Author: Muhammad ibn Abd Allah al Kisai
Translator: Wheeler M. Thackston Jr.
Publisher: Great Books of the Islamic World, Kazi Publications (1997)
Pages: 378 Binding: Hardcover

Description from the publisher --

One of the best-loved versions of the prophetic tales is this Qisas al-anbiya composed by al-Kisai around 1200 AD. A master storyteller, the author's sense of dramatic value in ending a narrative section at precisely the right moment to heighten an important point in the mind of the listener is exhibited throughout. In the preface, the author describes the formation of a human fetus in the womb and its entry as a newborn baby into the external world. This is contrasted with the descriptions, typical of the genre, of the birth of the world ex nihilo by God's Word of command, Be! Angelology and cosmology follow with descriptions of the world and natural phenomena, all of which set the stage for the climax of God's creativity, the shaping of Adam, His most perfect creature.
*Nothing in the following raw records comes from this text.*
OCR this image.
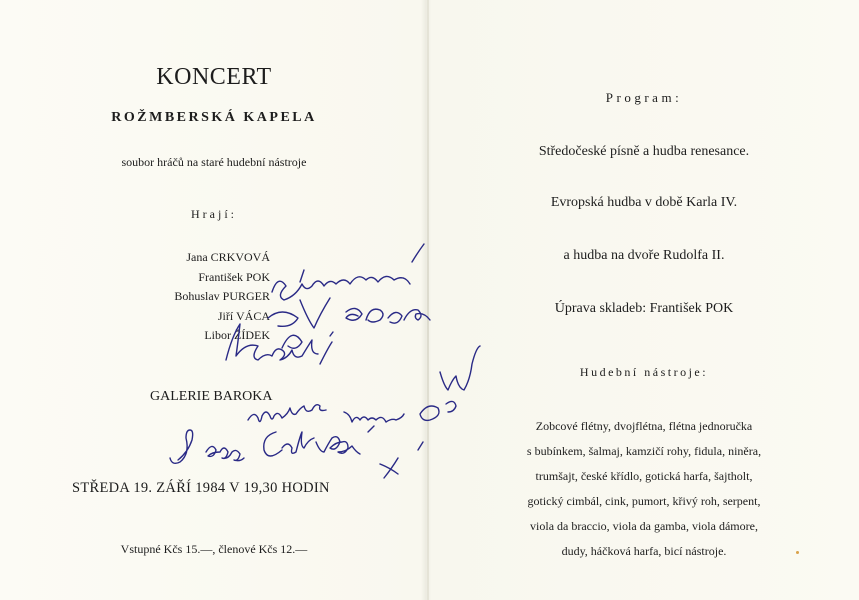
KONCERT
ROŽMBERSKÁ KAPELA
soubor hráčů na staré hudební nástroje
Hrají:
Jana CRKVOVÁ
František POK
Bohuslav PURGER
Jiří VÁCA
Libor ŽÍDEK
GALERIE BAROKA
STŘEDA 19. ZÁŘÍ 1984 V 19,30 HODIN
Vstupné Kčs 15.—, členové Kčs 12.—
Program:
Středočeské písně a hudba renesance.
Evropská hudba v době Karla IV.
a hudba na dvoře Rudolfa II.
Úprava skladeb: František POK
Hudební nástroje:
Zobcové flétny, dvojflétna, flétna jednoručka
s bubínkem, šalmaj, kamzičí rohy, fidula, niněra,
trumšajt, české křídlo, gotická harfa, šajtholt,
gotický cimbál, cink, pumort, křivý roh, serpent,
viola da braccio, viola da gamba, viola dámore,
dudy, háčková harfa, bicí nástroje.
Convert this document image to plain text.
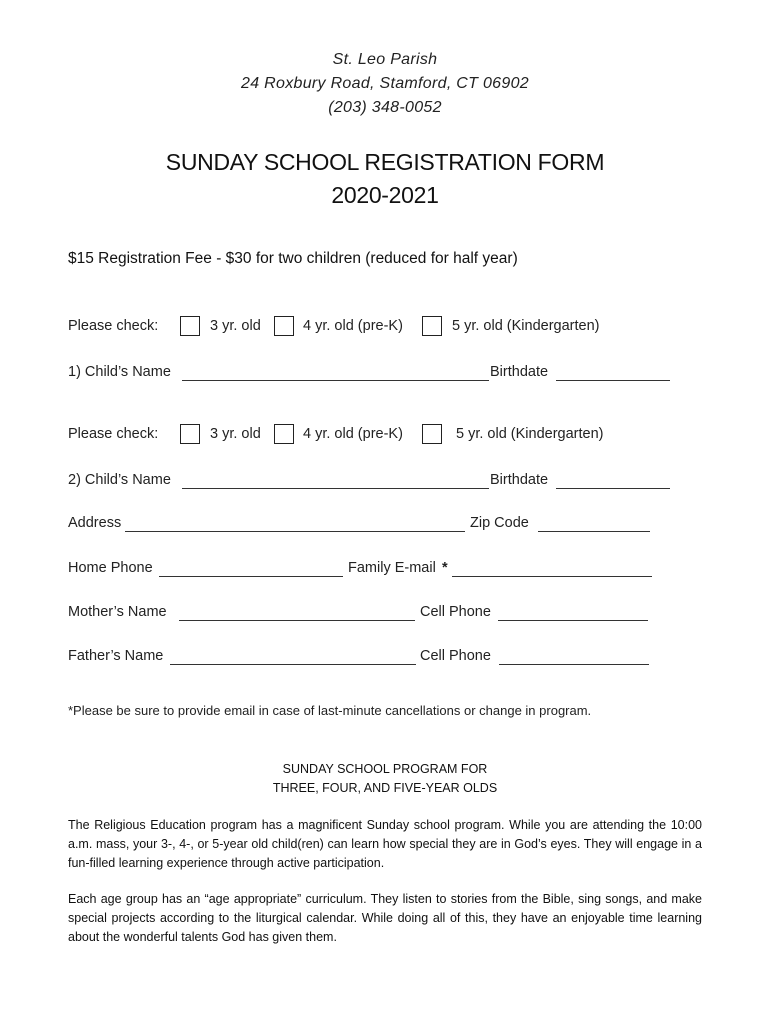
St. Leo Parish
24 Roxbury Road, Stamford, CT 06902
(203) 348-0052
SUNDAY SCHOOL REGISTRATION FORM
2020-2021
$15 Registration Fee - $30 for two children (reduced for half year)
Please check:	3 yr. old	4 yr. old (pre-K)	5 yr. old (Kindergarten)
1) Child’s Name	Birthdate
Please check:	3 yr. old	4 yr. old (pre-K)	5 yr. old (Kindergarten)
2) Child’s Name	Birthdate
Address	Zip Code
Home Phone	Family E-mail *
Mother’s Name	Cell Phone
Father’s Name	Cell Phone
*Please be sure to provide email in case of last-minute cancellations or change in program.
SUNDAY SCHOOL PROGRAM FOR
THREE, FOUR, AND FIVE-YEAR OLDS
The Religious Education program has a magnificent Sunday school program. While you are attending the 10:00 a.m. mass, your 3-, 4-, or 5-year old child(ren) can learn how special they are in God’s eyes. They will engage in a fun-filled learning experience through active participation.
Each age group has an “age appropriate” curriculum. They listen to stories from the Bible, sing songs, and make special projects according to the liturgical calendar. While doing all of this, they have an enjoyable time learning about the wonderful talents God has given them.
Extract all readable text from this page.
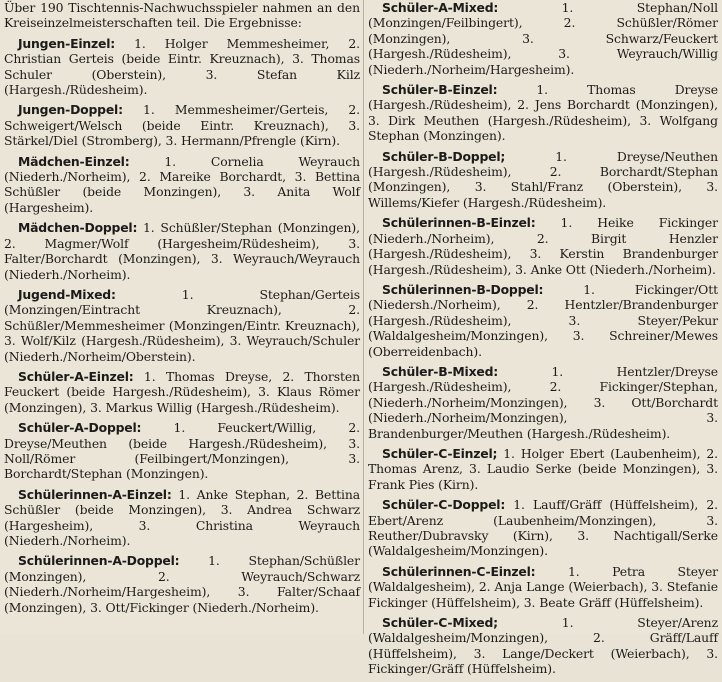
Über 190 Tischtennis-Nachwuchsspieler nahmen an den Kreiseinzelmeisterschaften teil. Die Ergebnisse:

Jungen-Einzel: 1. Holger Memmesheimer, 2. Christian Gerteis (beide Eintr. Kreuznach), 3. Thomas Schuler (Oberstein), 3. Stefan Kilz (Hargesh./Rüdesheim).

Jungen-Doppel: 1. Memmesheimer/Gerteis, 2. Schweigert/Welsch (beide Eintr. Kreuznach), 3. Stärkel/Diel (Stromberg), 3. Hermann/Pfrengle (Kirn).

Mädchen-Einzel: 1. Cornelia Weyrauch (Niederh./Norheim), 2. Mareike Borchardt, 3. Bettina Schüßler (beide Monzingen), 3. Anita Wolf (Hargesheim).

Mädchen-Doppel: 1. Schüßler/Stephan (Monzingen), 2. Magmer/Wolf (Hargesheim/Rüdesheim), 3. Falter/Borchardt (Monzingen), 3. Weyrauch/Weyrauch (Niederh./Norheim).

Jugend-Mixed: 1. Stephan/Gerteis (Monzingen/Eintracht Kreuznach), 2. Schüßler/Memmesheimer (Monzingen/Eintr. Kreuznach), 3. Wolf/Kilz (Hargesh./Rüdesheim), 3. Weyrauch/Schuler (Niederh./Norheim/Oberstein).

Schüler-A-Einzel: 1. Thomas Dreyse, 2. Thorsten Feuckert (beide Hargesh./Rüdesheim), 3. Klaus Römer (Monzingen), 3. Markus Willig (Hargesh./Rüdesheim).

Schüler-A-Doppel: 1. Feuckert/Willig, 2. Dreyse/Meuthen (beide Hargesh./Rüdesheim), 3. Noll/Römer (Feilbingert/Monzingen), 3. Borchardt/Stephan (Monzingen).

Schülerinnen-A-Einzel: 1. Anke Stephan, 2. Bettina Schüßler (beide Monzingen), 3. Andrea Schwarz (Hargesheim), 3. Christina Weyrauch (Niederh./Norheim).

Schülerinnen-A-Doppel: 1. Stephan/Schüßler (Monzingen), 2. Weyrauch/Schwarz (Niederh./Norheim/Hargesheim), 3. Falter/Schaaf (Monzingen), 3. Ott/Fickinger (Niederh./Norheim).

Schüler-A-Mixed: 1. Stephan/Noll (Monzingen/Feilbingert), 2. Schüßler/Römer (Monzingen), 3. Schwarz/Feuckert (Hargesh./Rüdesheim), 3. Weyrauch/Willig (Niederh./Norheim/Hargesheim).

Schüler-B-Einzel: 1. Thomas Dreyse (Hargesh./Rüdesheim), 2. Jens Borchardt (Monzingen), 3. Dirk Meuthen (Hargesh./Rüdesheim), 3. Wolfgang Stephan (Monzingen).

Schüler-B-Doppel; 1. Dreyse/Neuthen (Hargesh./Rüdesheim), 2. Borchardt/Stephan (Monzingen), 3. Stahl/Franz (Oberstein), 3. Willems/Kiefer (Hargesh./Rüdesheim).

Schülerinnen-B-Einzel: 1. Heike Fickinger (Niederh./Norheim), 2. Birgit Henzler (Hargesh./Rüdesheim), 3. Kerstin Brandenburger (Hargesh./Rüdesheim), 3. Anke Ott (Niederh./Norheim).

Schülerinnen-B-Doppel: 1. Fickinger/Ott (Niedersh./Norheim), 2. Hentzler/Brandenburger (Hargesh./Rüdesheim), 3. Steyer/Pekur (Waldalgesheim/Monzingen), 3. Schreiner/Mewes (Oberreidenbach).

Schüler-B-Mixed: 1. Hentzler/Dreyse (Hargesh./Rüdesheim), 2. Fickinger/Stephan, (Niederh./Norheim/Monzingen), 3. Ott/Borchardt (Niederh./Norheim/Monzingen), 3. Brandenburger/Meuthen (Hargesh./Rüdesheim).

Schüler-C-Einzel; 1. Holger Ebert (Laubenheim), 2. Thomas Arenz, 3. Laudio Serke (beide Monzingen), 3. Frank Pies (Kirn).

Schüler-C-Doppel: 1. Lauff/Gräff (Hüffelsheim), 2. Ebert/Arenz (Laubenheim/Monzingen), 3. Reuther/Dubravsky (Kirn), 3. Nachtigall/Serke (Waldalgesheim/Monzingen).

Schülerinnen-C-Einzel: 1. Petra Steyer (Waldalgesheim), 2. Anja Lange (Weierbach), 3. Stefanie Fickinger (Hüffelsheim), 3. Beate Gräff (Hüffelsheim).

Schüler-C-Mixed; 1. Steyer/Arenz (Waldalgesheim/Monzingen), 2. Gräff/Lauff (Hüffelsheim), 3. Lange/Deckert (Weierbach), 3. Fickinger/Gräff (Hüffelsheim).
Unlike the rest of creation, all of which was brought into existence by divine fiat, Adam was fashioned by God's own hands and was bestowed with God's own breath of spirit. Following the stories! of Prophet Adam and his immediate family come the stories of Prophets Idris, Noah, Shem, Hud, Salih, Abraham, Ishmael and his mother Hagar, Lot, Isaac, Jacob and Esau, Joseph, Shuayb, Moses, Aaron, Khidr, Joshua, Josephus, Eleazar, Elijah, Samuel, Saul, David, Solomon, Jonah and Jesus son of Mary.

About the Author --

Kisai was certainly a master storyteller and his sense of the dramatic value in ending a narrative section at precisely the right moment to heighten an important point in the mind of the listener is exhibited throughout. Although Kisai refrains from doing so, it was at such moments that the preacher might have broken into a moral discourse or urged his audience to ponder the significance of what they had just heard. On a much more mundane level, it must have been at precisely these junctures, when the crowds were most anxious to know what comes next, that the professional storyteller made his pitch and had his collector pass the hat around before proceeding with the narrative.

It should be remembered that, whereas the prophetic tales have their pious and devotional aspect, Kisai's version is basically designed for popular entertainment and should ideally be recited by a professional raconteur.